Melting and refreezing at the bottom of ice sheets warps the layer-cake structure above, as seen in this radar image from Greenland.
Credit: Mike Wolovick
The Greenland ice sheet may look like a vast expanse of white, but scientists peering beneath the smooth veil have found a fun house of sorts, full of giant jellyroll-like ice sculptures that could rival city skyscrapers in height and the whole of Manhattan in width.
The newfound wonderland not only reveals Mother Nature as artist, but also gives scientists a better picture of how Greenland's ice behaves and how that might change as the planet warms.
"If we could peel away each layer of snow at a time, eventually we would see that the layers were no longer coming off flat, like a layer cake," study researcher Robin Bell, of Columbia University's Lamont-Doherty Earth Observatory in New York, told Live Science in an email. "If we could see them, they would look more like an odd, icy jelly roll. The ice is bent, twisted and folded," so that 120,000-year-old ice generally found at some 1.5 miles (2.5 kilometers) down is now found just 0.6 miles (1 km) from the surface. [Images: Greenland's Gorgeous Glaciers in Stunning Photos]
Bell added that the structures would be like "giant ice sculptures made by nature."
Until now, scientists relying on airborne radar thought the structures, which Bell and colleagues estimate cover about a tenth of northern Greenland, were rocky hills. With newer, ice-penetrating radar instruments used during NASA's Operation IceBridge mission — which aimed to map ice loss at the North and South Poles — researchers realized those hilly structures were actually made of ice.
As for how these sculptures are formed, the researchers built their theory partly on past findings from Antarctica, where Bell and others had found that ice sheets can grow from the bottom up, not just from the accumulation of snowing piling up on top of the ice. That growth, the scientists found, occurs as melt water at the bottom of the ice sheet thaws and refreezes.
Here's what the researchers think is occurring: Water that comes from melting at the bottom of the ice sheet, or water that streams down from the surface along crevasses and tubular shafts called moulins, refreezes at the bottom of the ice sheet. Over hundreds to thousands of years, the refreezing process warms, softens and warps the ice above the base of the ice sheet, creating the giant jellyroll-like structures discovered using radar. These structures could be up to 3,280 feet (1,000 m) in height, Bell said. They get bigger and are more common as the ice sheet narrows into the ice streams headed out to sea.

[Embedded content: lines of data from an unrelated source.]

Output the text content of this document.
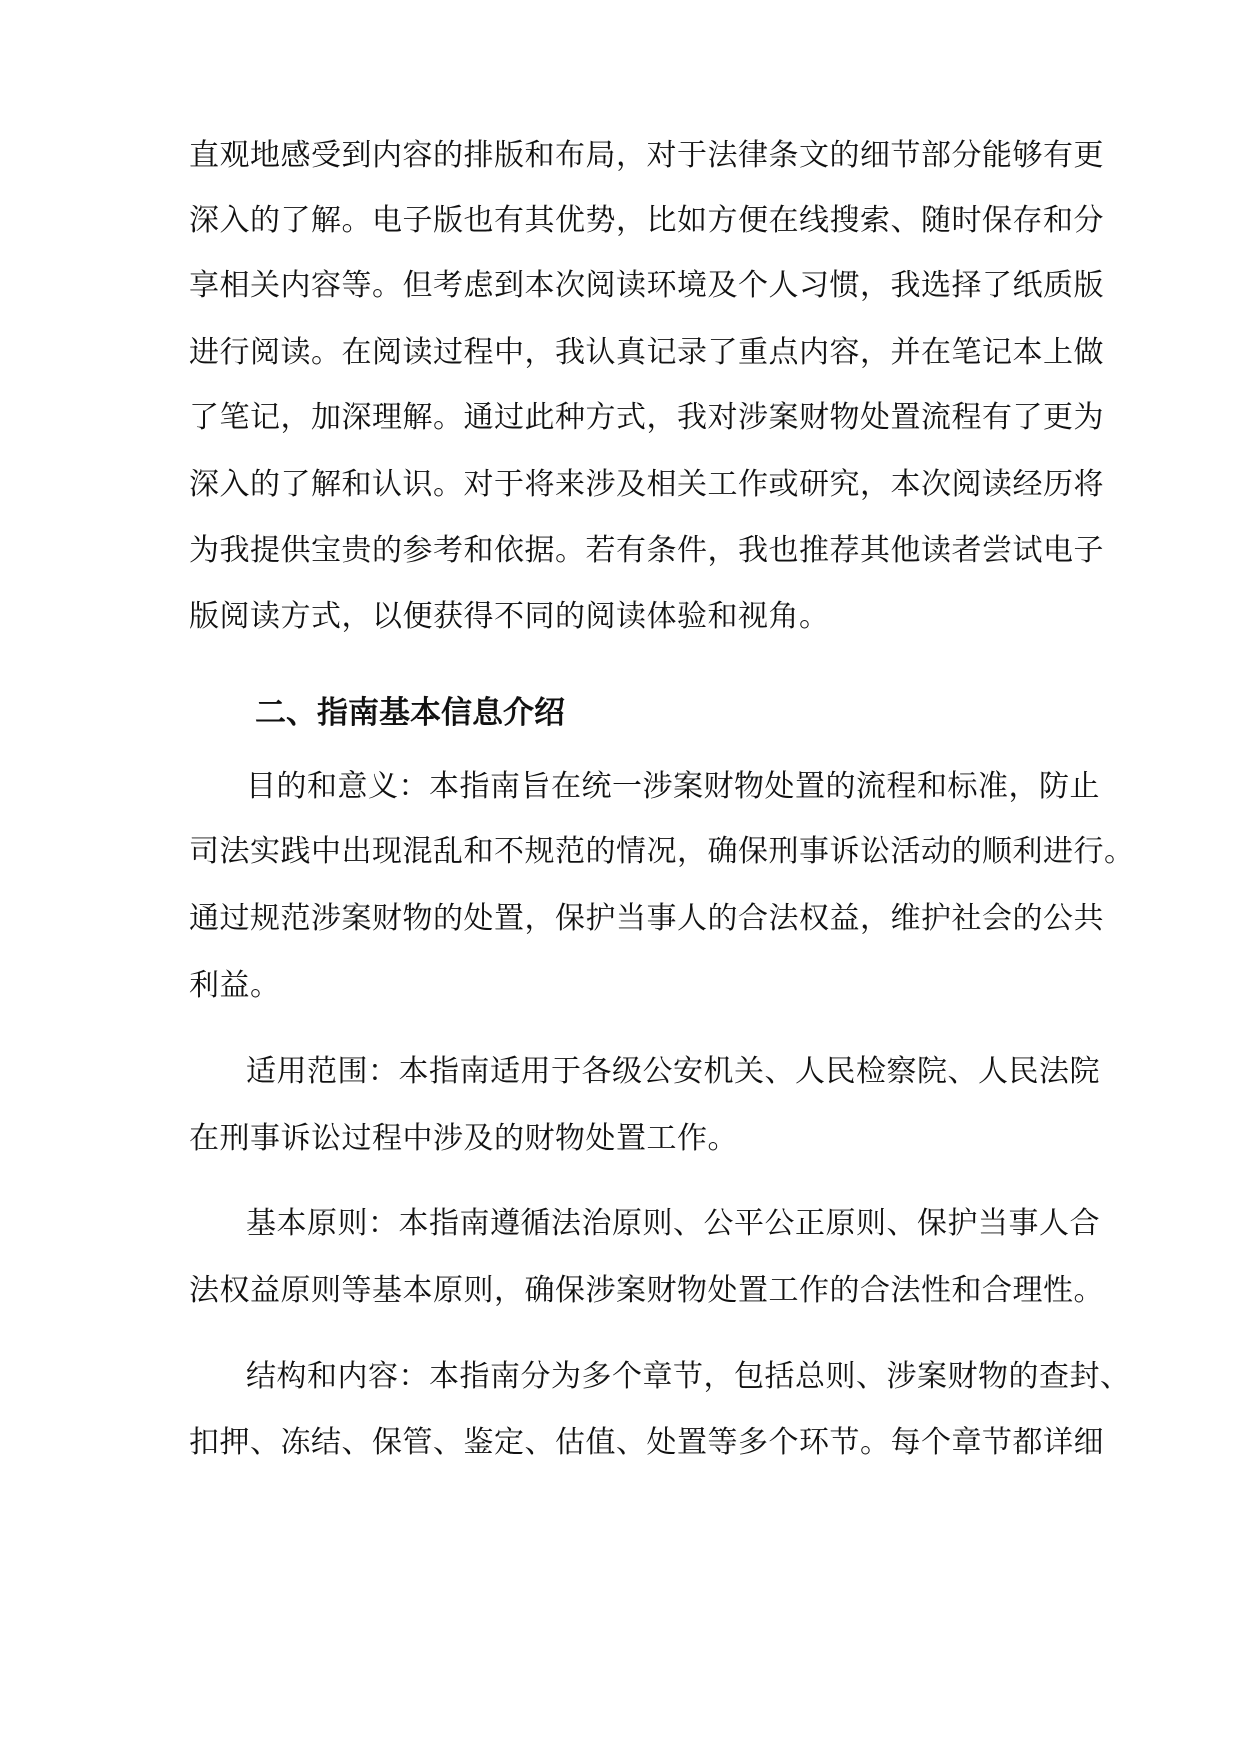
直观地感受到内容的排版和布局，对于法律条文的细节部分能够有更
深入的了解。电子版也有其优势，比如方便在线搜索、随时保存和分
享相关内容等。但考虑到本次阅读环境及个人习惯，我选择了纸质版
进行阅读。在阅读过程中，我认真记录了重点内容，并在笔记本上做
了笔记，加深理解。通过此种方式，我对涉案财物处置流程有了更为
深入的了解和认识。对于将来涉及相关工作或研究，本次阅读经历将
为我提供宝贵的参考和依据。若有条件，我也推荐其他读者尝试电子
版阅读方式，以便获得不同的阅读体验和视角。
二、指南基本信息介绍
目的和意义：本指南旨在统一涉案财物处置的流程和标准，防止
司法实践中出现混乱和不规范的情况，确保刑事诉讼活动的顺利进行。
通过规范涉案财物的处置，保护当事人的合法权益，维护社会的公共
利益。
适用范围：本指南适用于各级公安机关、人民检察院、人民法院
在刑事诉讼过程中涉及的财物处置工作。
基本原则：本指南遵循法治原则、公平公正原则、保护当事人合
法权益原则等基本原则，确保涉案财物处置工作的合法性和合理性。
结构和内容：本指南分为多个章节，包括总则、涉案财物的查封、
扣押、冻结、保管、鉴定、估值、处置等多个环节。每个章节都详细
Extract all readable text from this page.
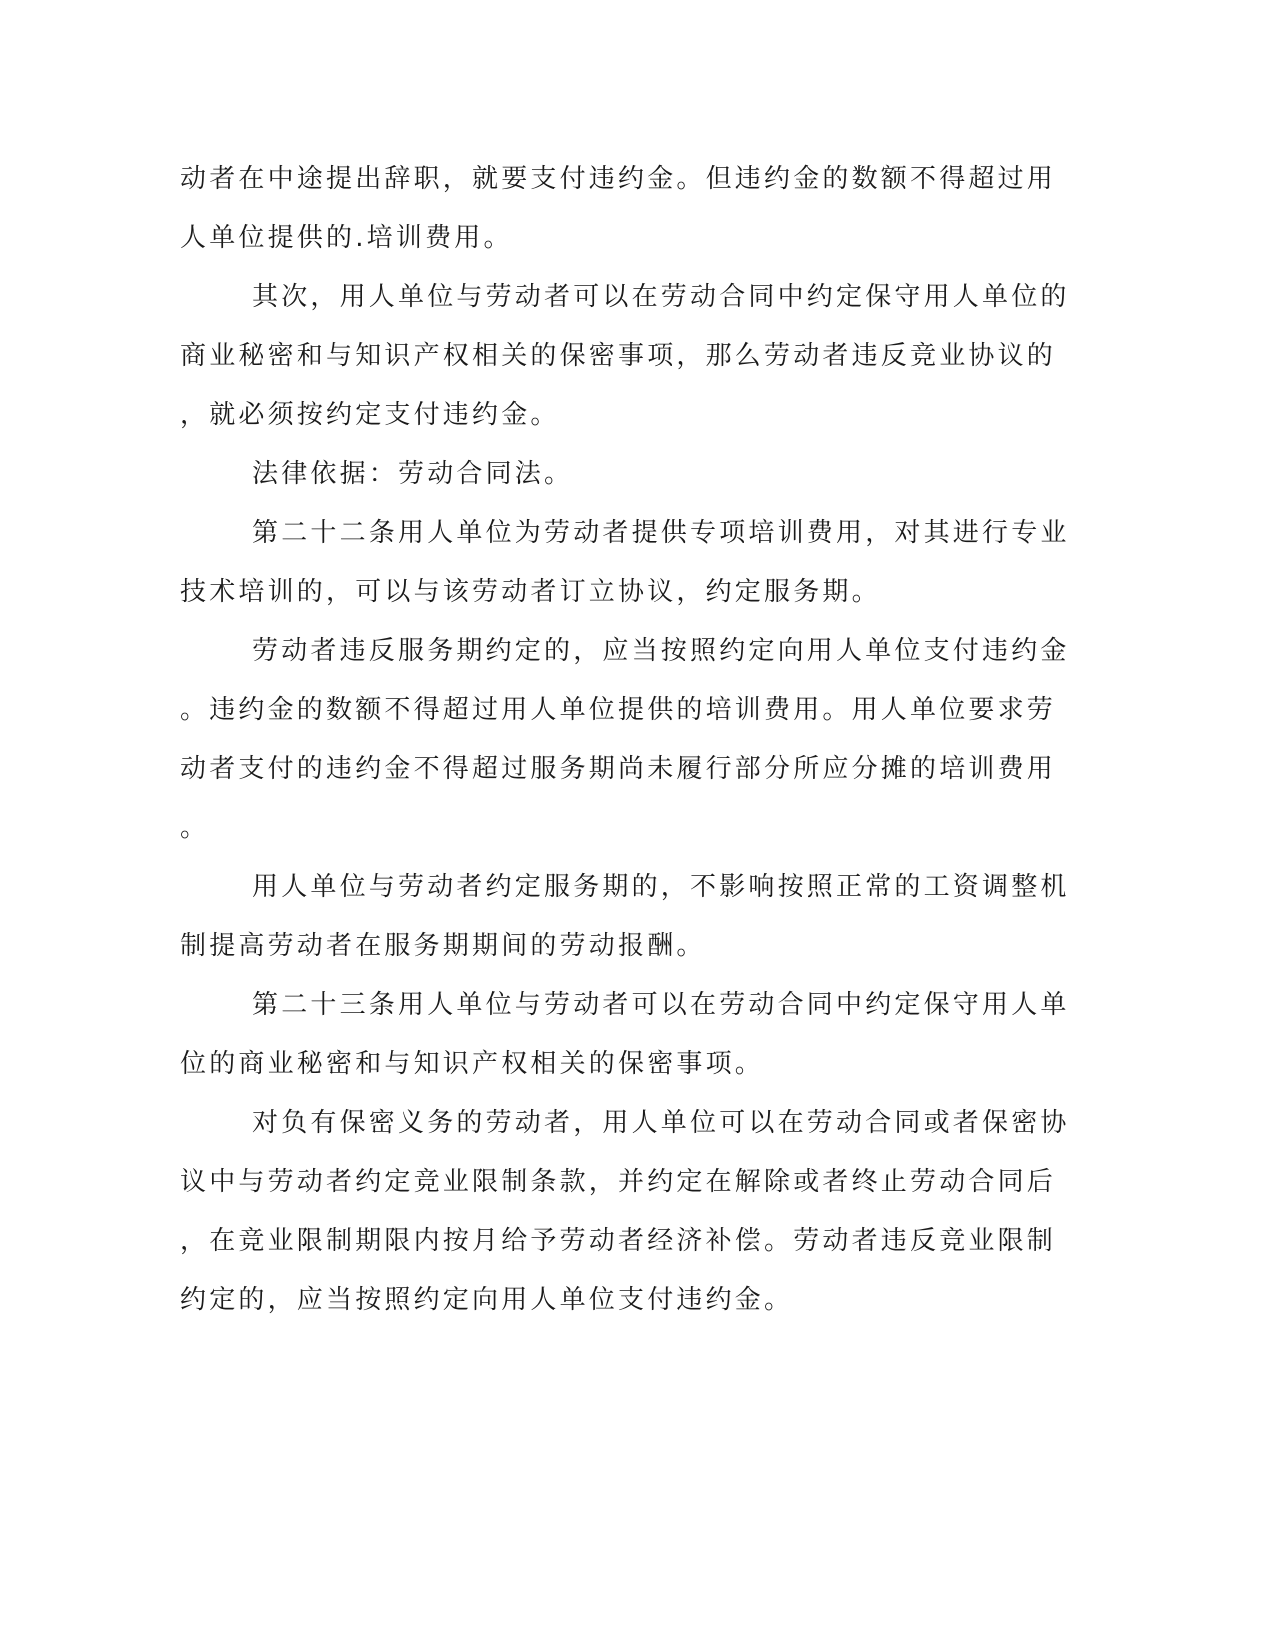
动者在中途提出辞职，就要支付违约金。但违约金的数额不得超过用
人单位提供的.培训费用。
其次，用人单位与劳动者可以在劳动合同中约定保守用人单位的
商业秘密和与知识产权相关的保密事项，那么劳动者违反竞业协议的
，就必须按约定支付违约金。
法律依据：劳动合同法。
第二十二条用人单位为劳动者提供专项培训费用，对其进行专业
技术培训的，可以与该劳动者订立协议，约定服务期。
劳动者违反服务期约定的，应当按照约定向用人单位支付违约金
。违约金的数额不得超过用人单位提供的培训费用。用人单位要求劳
动者支付的违约金不得超过服务期尚未履行部分所应分摊的培训费用
。
用人单位与劳动者约定服务期的，不影响按照正常的工资调整机
制提高劳动者在服务期期间的劳动报酬。
第二十三条用人单位与劳动者可以在劳动合同中约定保守用人单
位的商业秘密和与知识产权相关的保密事项。
对负有保密义务的劳动者，用人单位可以在劳动合同或者保密协
议中与劳动者约定竞业限制条款，并约定在解除或者终止劳动合同后
，在竞业限制期限内按月给予劳动者经济补偿。劳动者违反竞业限制
约定的，应当按照约定向用人单位支付违约金。
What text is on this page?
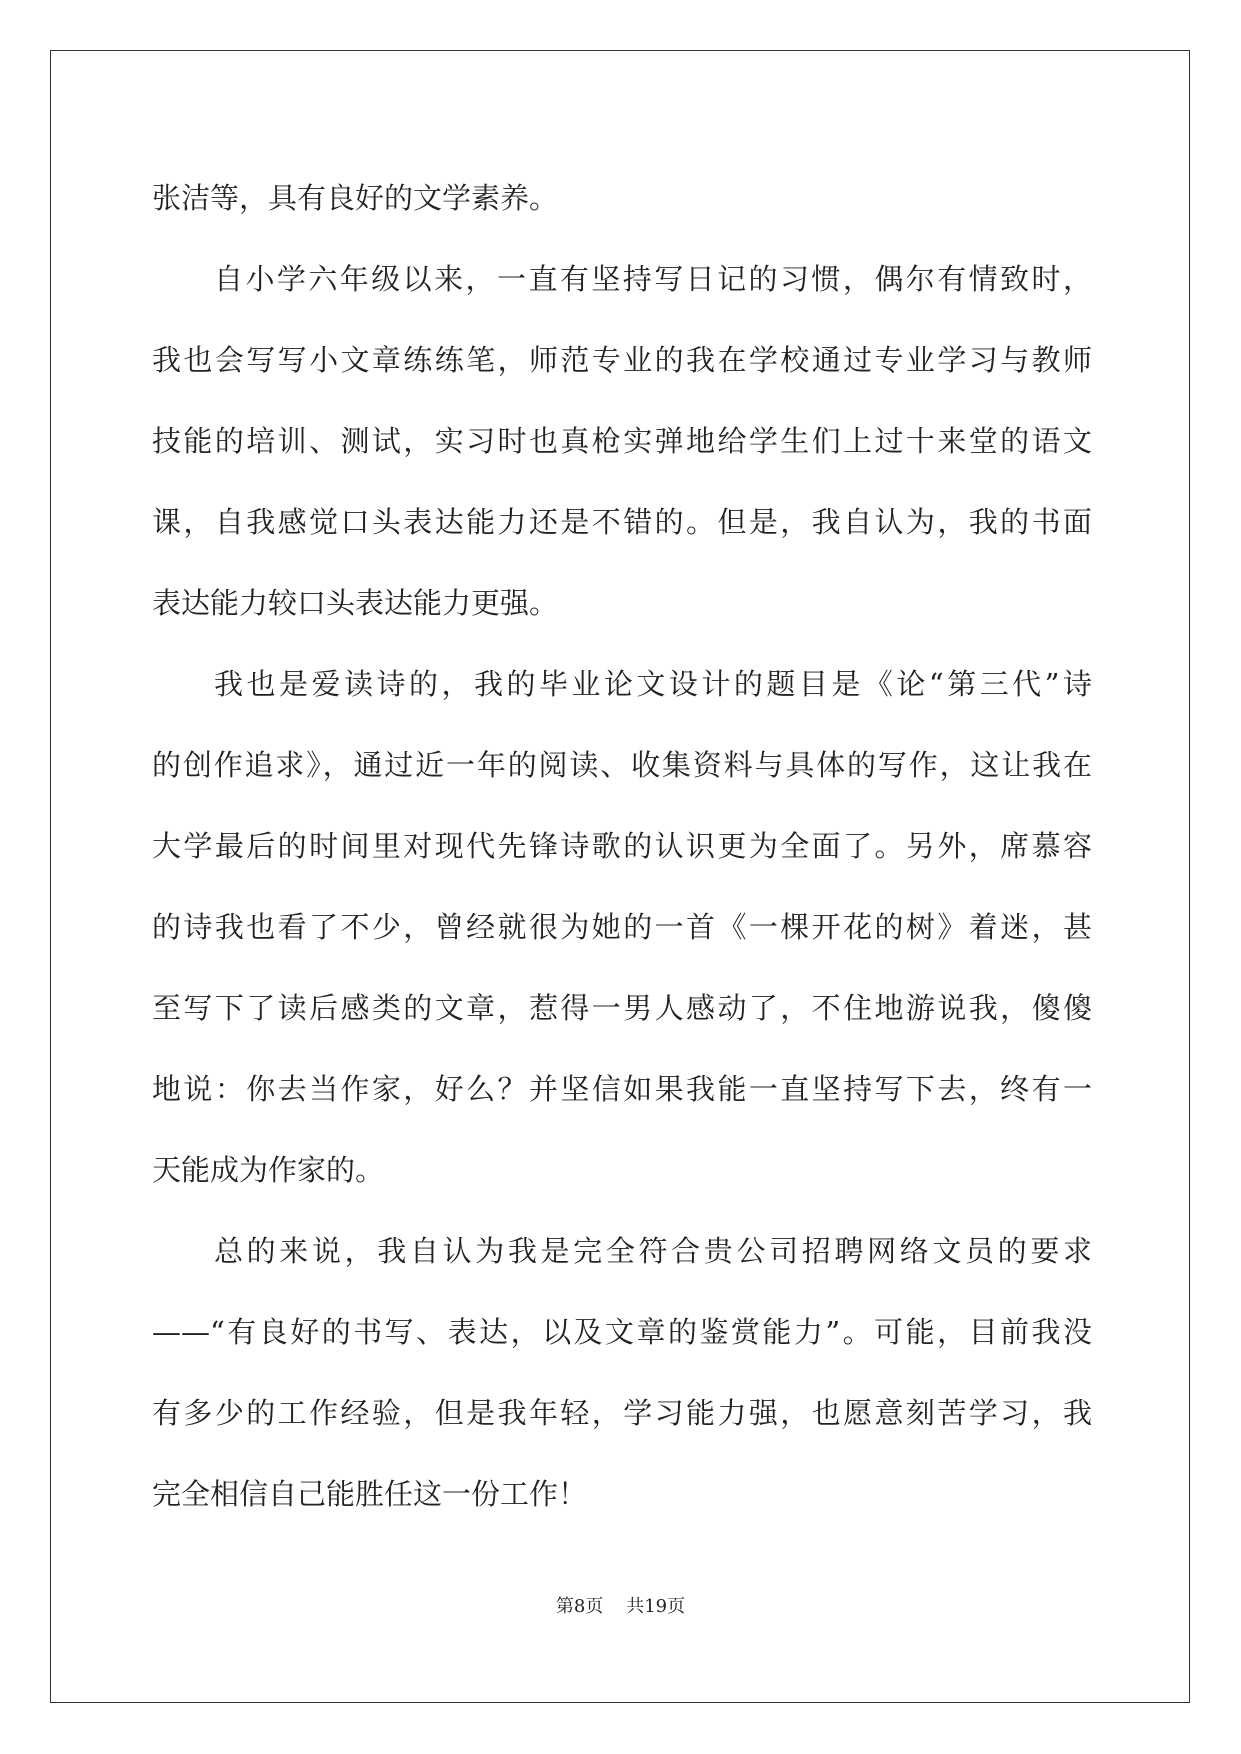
张洁等，具有良好的文学素养。
自小学六年级以来，一直有坚持写日记的习惯，偶尔有情致时，
我也会写写小文章练练笔，师范专业的我在学校通过专业学习与教师
技能的培训、测试，实习时也真枪实弹地给学生们上过十来堂的语文
课，自我感觉口头表达能力还是不错的。但是，我自认为，我的书面
表达能力较口头表达能力更强。
我也是爱读诗的，我的毕业论文设计的题目是《论“第三代”诗
的创作追求》，通过近一年的阅读、收集资料与具体的写作，这让我在
大学最后的时间里对现代先锋诗歌的认识更为全面了。另外，席慕容
的诗我也看了不少，曾经就很为她的一首《一棵开花的树》着迷，甚
至写下了读后感类的文章，惹得一男人感动了，不住地游说我，傻傻
地说：你去当作家，好么？并坚信如果我能一直坚持写下去，终有一
天能成为作家的。
总的来说，我自认为我是完全符合贵公司招聘网络文员的要求
——“有良好的书写、表达，以及文章的鉴赏能力”。可能，目前我没
有多少的工作经验，但是我年轻，学习能力强，也愿意刻苦学习，我
完全相信自己能胜任这一份工作！
第8页 共19页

These rolled-up ice sculptures may also explain a weird behavior of Petermann Glacier, which made headlines in 2010 when a Manhattan-size chunk of ice broke off and slid into the sea. The researchers found one of these "sculptures" lying at a spot on the glacier that is moving along at about twice the speed of nearby ice. They suggest the refreezing process, by softening the ice, may accelerate the flow of glaciers.
Bell and her colleagues detailed their research in the June 15 issue of the journal Nature Geoscience.